Talle Mohammed A, Ngarande Ellen, Doubell Anton F, Herbst Philip G
Department of Medicine, Division of Cardiology, Faculty of Medicine and Health Sciences, Stellenbosch University and Tygerberg Academic Hospital, Cape Town 7505, South Africa.
Department of Medicine, Faculty of Clinical Sciences, College of Medical Sciences, University of Maiduguri and University of Maiduguri Teaching Hospital, Maiduguri 600004, Nigeria.
J Cardiovasc Dev Dis. 2022 Aug 17;9(8):276. doi: 10.3390/jcdd9080276.
While mortality in patients with hypertensive emergency has significantly improved over the past decades, the incidence and complications associated with acute hypertension-mediated organ damage have not followed a similar trend. Hypertensive emergency is characterized by an abrupt surge in blood pressure, mostly occurring in people with pre-existing hypertension to result in acute hypertension-mediated organ damage. Acute hypertension-mediated organ damage commonly affects the cardiovascular system, and present as acute heart failure, myocardial infarction, and less commonly, acute aortic syndrome. Elevated cardiac troponin with or without myocardial infarction is one of the major determinants of outcome in hypertensive emergency. Despite being an established entity distinct from myocardial infarction, myocardial injury has not been systematically studied in hypertensive emergency. The current guidelines on the evaluation and management of hypertensive emergencies limit the cardiac troponin assay to patients presenting with features of myocardial ischemia and acute coronary syndrome, resulting in underdiagnosis, especially of atypical myocardial infarction. In this narrative review, we aimed to give an overview of the epidemiology and pathophysiology of hypertensive emergencies, highlight challenges in the evaluation, classification, and treatment of hypertensive emergency, and propose an algorithm for the evaluation and classification of cardiac acute hypertension-mediated organ damage.

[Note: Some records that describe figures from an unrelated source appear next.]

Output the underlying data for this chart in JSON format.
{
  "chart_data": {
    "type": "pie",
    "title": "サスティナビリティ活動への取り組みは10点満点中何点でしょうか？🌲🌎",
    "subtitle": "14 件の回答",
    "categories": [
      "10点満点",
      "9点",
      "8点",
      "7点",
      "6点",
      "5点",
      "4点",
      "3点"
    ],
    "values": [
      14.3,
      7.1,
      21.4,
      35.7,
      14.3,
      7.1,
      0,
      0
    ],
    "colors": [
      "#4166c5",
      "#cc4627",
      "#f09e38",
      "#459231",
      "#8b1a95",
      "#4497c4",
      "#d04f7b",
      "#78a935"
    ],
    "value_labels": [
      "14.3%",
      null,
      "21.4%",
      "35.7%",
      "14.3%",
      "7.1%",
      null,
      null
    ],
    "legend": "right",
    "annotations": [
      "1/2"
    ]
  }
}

在过去几十年里,高血压急症患者的死亡率显著改善,但急性高血压介导的器官损害的发生率及相关并发症却未呈现类似趋势。高血压急症的特点是血压急剧升高,主要发生在已有高血压的人群中,导致急性高血压介导的器官损害。急性高血压介导的器官损害通常累及心血管系统,表现为急性心力衰竭、心肌梗死,较少见的是急性主动脉综合征。伴或不伴心肌梗死的心肌肌钙蛋白升高是高血压急症预后的主要决定因素之一。尽管心肌损伤是一个有别于心肌梗死的既定实体,但在高血压急症中尚未得到系统研究。目前关于高血压急症评估和管理的指南将心肌肌钙蛋白检测局限于有心肌缺血和急性冠状动脉综合征特征的患者,导致诊断不足,尤其是非典型心肌梗死。在这篇叙述性综述中,我们旨在概述高血压急症的流行病学和病理生理学,强调高血压急症评估、分类和治疗中的挑战,并提出一种评估和分类心脏急性高血压介导的器官损害的算法。